Motor racing was one of the glamour sports of the 1930s and German drivers were at the forefront of the pinnacle of the sport, the Grand Prix. Rudolf Caracciola won a trio of driver’s championships in 1935, 1937 and 1938 while Bernd Rosemeyer cemented this domination with the 1936 Grand Prix European Championship. One of the reasons for German success was that Adolf Hitler and the National Socialist German Workers Party (NSDAP) believed in promoting motoring as a way of modernising the country, along with the clear military benefit of engine and vehicle development.
The first NSDAP motoring organisation itself was called the National Socialist Automobile Corps (Nationalsozialistisches Automobilkorps, or NSAK), which Hitler made an official party organisation on 1 April 1930 while also forcing all other German motoring organisations to amalgamate with it. The Party had, in fact, been using motor transport for years, to move members and propaganda materials around.

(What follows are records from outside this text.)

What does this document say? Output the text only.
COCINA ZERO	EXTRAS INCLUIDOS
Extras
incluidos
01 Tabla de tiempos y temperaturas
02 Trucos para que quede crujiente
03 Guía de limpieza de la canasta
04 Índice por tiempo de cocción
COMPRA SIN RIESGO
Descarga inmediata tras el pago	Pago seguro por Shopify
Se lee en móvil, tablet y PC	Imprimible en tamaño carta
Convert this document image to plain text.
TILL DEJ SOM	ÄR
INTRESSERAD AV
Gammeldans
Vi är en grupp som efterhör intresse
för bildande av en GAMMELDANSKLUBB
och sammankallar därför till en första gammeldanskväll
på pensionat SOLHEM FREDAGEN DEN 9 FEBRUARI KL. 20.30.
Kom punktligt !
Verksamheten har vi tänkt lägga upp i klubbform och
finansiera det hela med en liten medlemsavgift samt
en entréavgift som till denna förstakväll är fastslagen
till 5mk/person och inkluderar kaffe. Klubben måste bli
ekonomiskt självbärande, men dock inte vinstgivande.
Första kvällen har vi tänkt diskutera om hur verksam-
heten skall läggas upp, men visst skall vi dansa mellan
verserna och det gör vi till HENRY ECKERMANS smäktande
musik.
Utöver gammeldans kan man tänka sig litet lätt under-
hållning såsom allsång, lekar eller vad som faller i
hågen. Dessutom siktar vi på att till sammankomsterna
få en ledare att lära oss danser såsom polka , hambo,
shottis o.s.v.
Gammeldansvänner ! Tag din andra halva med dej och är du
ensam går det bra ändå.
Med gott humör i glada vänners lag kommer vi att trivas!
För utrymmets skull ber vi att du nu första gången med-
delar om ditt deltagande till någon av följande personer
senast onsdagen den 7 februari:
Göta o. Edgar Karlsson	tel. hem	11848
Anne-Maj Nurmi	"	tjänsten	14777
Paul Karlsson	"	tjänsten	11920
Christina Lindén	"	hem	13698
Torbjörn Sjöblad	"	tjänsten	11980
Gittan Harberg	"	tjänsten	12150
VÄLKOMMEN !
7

The newly formed NSAK was put in charge of the various vehicles that the NSDAP had bought, or had received as donations from supporters and Party members, while Adolfat Party meetings. However, Hitler had other plans for the organisation. These started a year later, on 1 May 1931, two years before becoming Chancellor, when the NSAK was renamed as the National Socialist Motor Corps (Nationalsozialistisches Kraftfahrkorps, or NSKK) which then adopted its own system of paramilitary ranks, uniforms and regalia, though they were heavily based on the SA.